Quinze jours ne se passèrent point sans que notre renégat eût acheté une bonne barque, capable de tenir trente personnes. Pour colorer la chose et prévenir tous soupçons, il résolut de faire et fit en effet le voyage d’un pays appelé Sargel, qui est à vingt lieues d’Alger, du côté d’Oran, où il se fait un grand commerce de figues sèches[1]. Il recommença deux ou trois fois ce voyage, en compagnie du Tagarin dont il nous avait parlé.

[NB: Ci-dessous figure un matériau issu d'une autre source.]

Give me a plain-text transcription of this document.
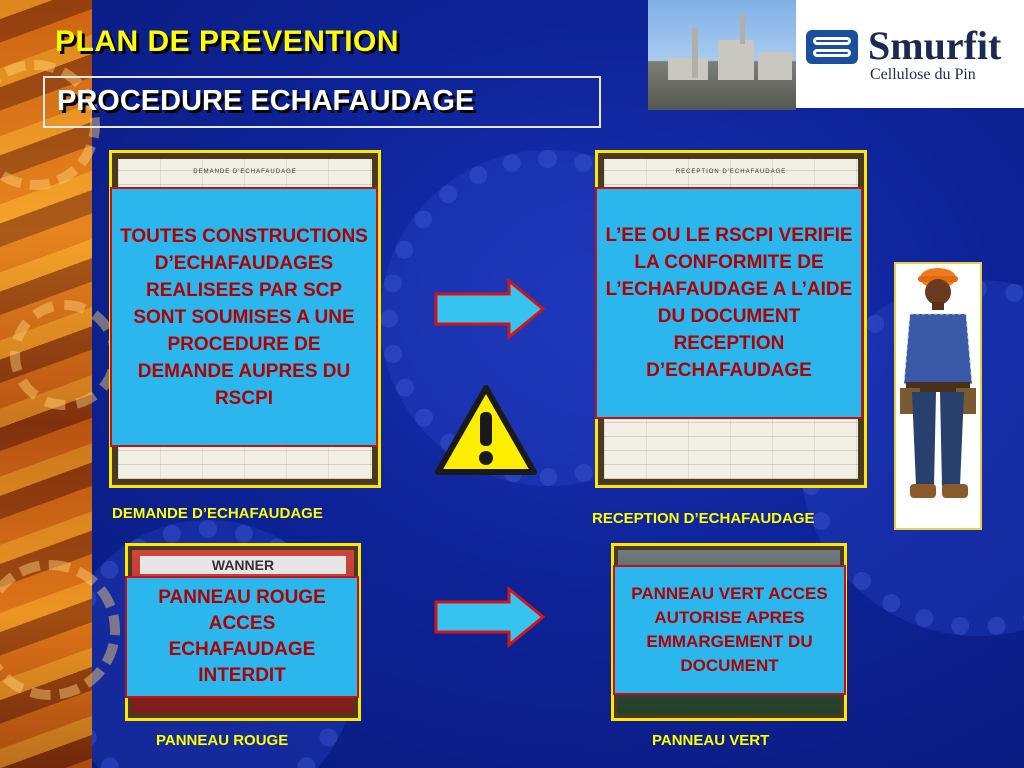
PLAN DE PREVENTION
PROCEDURE ECHAFAUDAGE

Smurfit

Cellulose du Pin

DEMANDE D'ECHAFAUDAGE
TOUTES CONSTRUCTIONS D’ECHAFAUDAGES REALISEES PAR SCP SONT SOUMISES A UNE PROCEDURE DE DEMANDE AUPRES DU RSCPI

DEMANDE D’ECHAFAUDAGE

RECEPTION D'ECHAFAUDAGE
L’EE OU LE RSCPI VERIFIE LA CONFORMITE DE L’ECHAFAUDAGE A L’AIDE DU DOCUMENT RECEPTION D’ECHAFAUDAGE

RECEPTION D’ECHAFAUDAGE

WANNER
PANNEAU ROUGE ACCES ECHAFAUDAGE INTERDIT

PANNEAU ROUGE

PANNEAU VERT ACCES AUTORISE APRES EMMARGEMENT DU DOCUMENT

PANNEAU VERT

On appelle Tagarins, en Berbérie, les Mores de l’Aragon, et Mudejarès ceux de Grenade[2]. Ces derniers se nomment Elchès dans le royaume de Fez, et ce sont eux que le roi de ce pays emploie le plus

  1. Sargel, ou Cherchel, est situé sur les ruines d’une cité romaine qui s’appelait, à ce qu’on suppose, Julia Cæsarea. C’était, au commencement du seizième siècle, une petite ville d’environ trois cents feux, qui fut presque dépeuplée lorsque Barberousse se rendit maître d’Alger. Les Morisques, chassés d’Espagne en 1610, s’y réfugièrent en grand nombre, attirés par la fertilité des champs, et y établirent un commerce assez considérable, non-seulement de figues sèches, mais de faïence, d’acier et de bois de construction. Le port de Sargel, qui pouvait contenir alors vingt galères abritées, fut comblé par le sable et les débris d’édifices dans le tremblement de terre de 1738.
  2. Voir la note 18, au chap. précédent.